As a storyteller, I work mainly in the arena of human conflict. Conflict is what makes heroes set out on epic journeys. It ignites passions and makes lovers quarrel. Ultimately, conflict is what draws an audience to the characters, and makes them feel invested in an outcome.
From a storyteller’s point of view, conflict is what makes stories interesting. It's what makes life interesting.
From the point of view of someone in the middle of a fight with their loved one, it's not so fun.
Conflict in our own lives can be harrowing, but it's inevitable.
When we experience conflict in our own lives, it can be a harrowing, anxiety-producing experience. Our own fears often get in the way of communicating well. Most often, it is exactly because we love and care for another that makes conflict so scary. We fear losing those we love most.
In relationships of any depth or substance, conflict is inevitable. It is also necessary and healthy. Woe to the relationship that doesn’t blow apart and require evaluation every now and then. Some of the most serious dysfunction can happen when there is no opportunity to vent.

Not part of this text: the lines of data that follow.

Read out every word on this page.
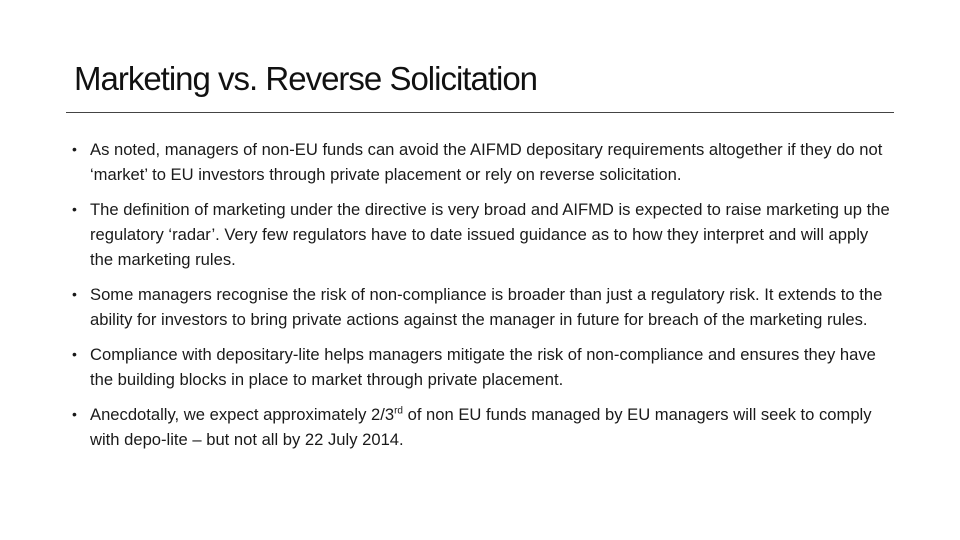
Marketing vs. Reverse Solicitation
• As noted, managers of non-EU funds can avoid the AIFMD depositary requirements altogether if they do not ‘market’ to EU investors through private placement or rely on reverse solicitation.
• The definition of marketing under the directive is very broad and AIFMD is expected to raise marketing up the regulatory ‘radar’. Very few regulators have to date issued guidance as to how they interpret and will apply the marketing rules.
• Some managers recognise the risk of non-compliance is broader than just a regulatory risk. It extends to the ability for investors to bring private actions against the manager in future for breach of the marketing rules.
• Compliance with depositary-lite helps managers mitigate the risk of non-compliance and ensures they have the building blocks in place to market through private placement.
• Anecdotally, we expect approximately 2/3rd of non EU funds managed by EU managers will seek to comply with depo-lite – but not all by 22 July 2014.
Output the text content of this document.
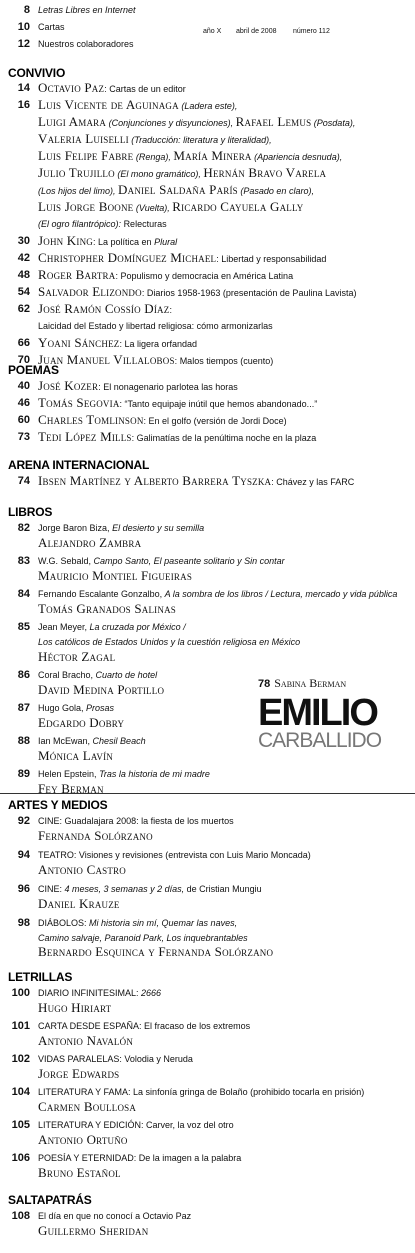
8 Letras Libres en Internet
10 Cartas
12 Nuestros colaboradores
año X abril de 2008 número 112
CONVIVIO
14 Octavio Paz: Cartas de un editor
16 Luis Vicente de Aguinaga (Ladera este),
Luigi Amara (Conjunciones y disyunciones), Rafael Lemus (Posdata),
Valeria Luiselli (Traducción: literatura y literalidad),
Luis Felipe Fabre (Renga), María Minera (Apariencia desnuda),
Julio Trujillo (El mono gramático), Hernán Bravo Varela
(Los hijos del limo), Daniel Saldaña París (Pasado en claro),
Luis Jorge Boone (Vuelta), Ricardo Cayuela Gally
(El ogro filantrópico): Relecturas
30 John King: La política en Plural
42 Christopher Domínguez Michael: Libertad y responsabilidad
48 Roger Bartra: Populismo y democracia en América Latina
54 Salvador Elizondo: Diarios 1958-1963 (presentación de Paulina Lavista)
62 José Ramón Cossío Díaz:
Laicidad del Estado y libertad religiosa: cómo armonizarlas
66 Yoani Sánchez: La ligera orfandad
70 Juan Manuel Villalobos: Malos tiempos (cuento)
POEMAS
40 José Kozer: El nonagenario parlotea las horas
46 Tomás Segovia: “Tanto equipaje inútil que hemos abandonado...”
60 Charles Tomlinson: En el golfo (versión de Jordi Doce)
73 Tedi López Mills: Galimatías de la penúltima noche en la plaza
ARENA INTERNACIONAL
74 Ibsen Martínez y Alberto Barrera Tyszka: Chávez y las FARC
LIBROS
82 Jorge Baron Biza, El desierto y su semilla
Alejandro Zambra
83 W.G. Sebald, Campo Santo, El paseante solitario y Sin contar
Mauricio Montiel Figueiras
84 Fernando Escalante Gonzalbo, A la sombra de los libros / Lectura, mercado y vida pública
Tomás Granados Salinas
85 Jean Meyer, La cruzada por México /
Los católicos de Estados Unidos y la cuestión religiosa en México
Héctor Zagal
86 Coral Bracho, Cuarto de hotel
David Medina Portillo
87 Hugo Gola, Prosas
Edgardo Dobry
88 Ian McEwan, Chesil Beach
Mónica Lavín
89 Helen Epstein, Tras la historia de mi madre
Fey Berman
78 Sabina Berman
EMILIO
CARBALLIDO
ARTES Y MEDIOS
92 CINE: Guadalajara 2008: la fiesta de los muertos
Fernanda Solórzano
94 TEATRO: Visiones y revisiones (entrevista con Luis Mario Moncada)
Antonio Castro
96 CINE: 4 meses, 3 semanas y 2 días, de Cristian Mungiu
Daniel Krauze
98 DIÁBOLOS: Mi historia sin mí, Quemar las naves,
Camino salvaje, Paranoid Park, Los inquebrantables
Bernardo Esquinca y Fernanda Solórzano
LETRILLAS
100 DIARIO INFINITESIMAL: 2666
Hugo Hiriart
101 CARTA DESDE ESPAÑA: El fracaso de los extremos
Antonio Navalón
102 VIDAS PARALELAS: Volodia y Neruda
Jorge Edwards
104 LITERATURA Y FAMA: La sinfonía gringa de Bolaño (prohibido tocarla en prisión)
Carmen Boullosa
105 LITERATURA Y EDICIÓN: Carver, la voz del otro
Antonio Ortuño
106 POESÍA Y ETERNIDAD: De la imagen a la palabra
Bruno Estañol
SALTAPATRÁS
108 El día en que no conocí a Octavio Paz
Guillermo Sheridan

Knowing how to address conflict in a healthy way in a crucial part of any relationship.
Confrontation can be scary because many of us were not taught how to address conflict in a healthy way.
I grew up in an authoritarian, emotionally stunted home where children were not allowed to ever question their elders. In many abusive homes, confrontation is often seen as acting “disrespectful” toward the abuser. Even in less extreme cases, misshapen notions about submissiveness and authority can distort a healthy exchange, and create a passive-aggressive approach.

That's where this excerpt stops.